Today, the Institute for Policy Integrity at New York University School of Law, has come out with a paper that looks at the different economic models used for job analysis, and cautions against misuse. Here are some of their recommendations:
1. Job impact analysis is not an alternative to, or substitute for, cost-benefit analysis. Rather, employment effects should be incorporated into cost-benefit analysis on the basis of traditional economic principles.
2. The difference between short-term and long-term unemployment should be taken into account when determining the economic costs of layoffs.
3. The potential for regulations to positively and negatively affect workers should be recognized.
4. Economic models used to predict employment effects should be well suited to the type of regulatory effect being estimated (e.g., regional versus nationwide and multi-sector versus single industry).

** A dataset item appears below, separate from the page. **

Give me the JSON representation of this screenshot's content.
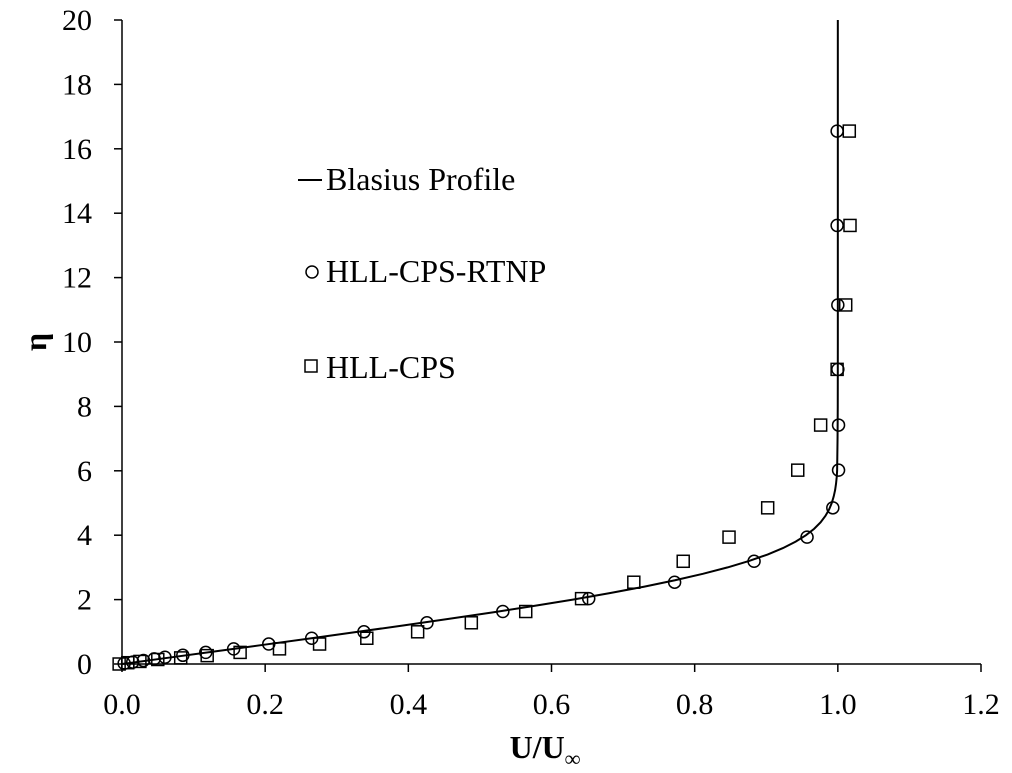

5. Uncertainty surrounding model predictions should be acknowledged by analysts and policymakers, and all assumptions and modeling choices should be disclosed.
The report, entitled “The Regulatory Red Herring” highlights the limitations of jobs analysis.
Because overall employment responds to large, macroeconomic factors, individual environmental regulations will rarely have lasting effects on aggregate employment. Environmental regulations that do not affect marginal labor productivity in the general economy are more likely to influence only the geographic or sectoral distribution of employment opportunities, rather than national employment levels. Current employment models are better suited to measuring these effects than forecasting economy-wide consequences.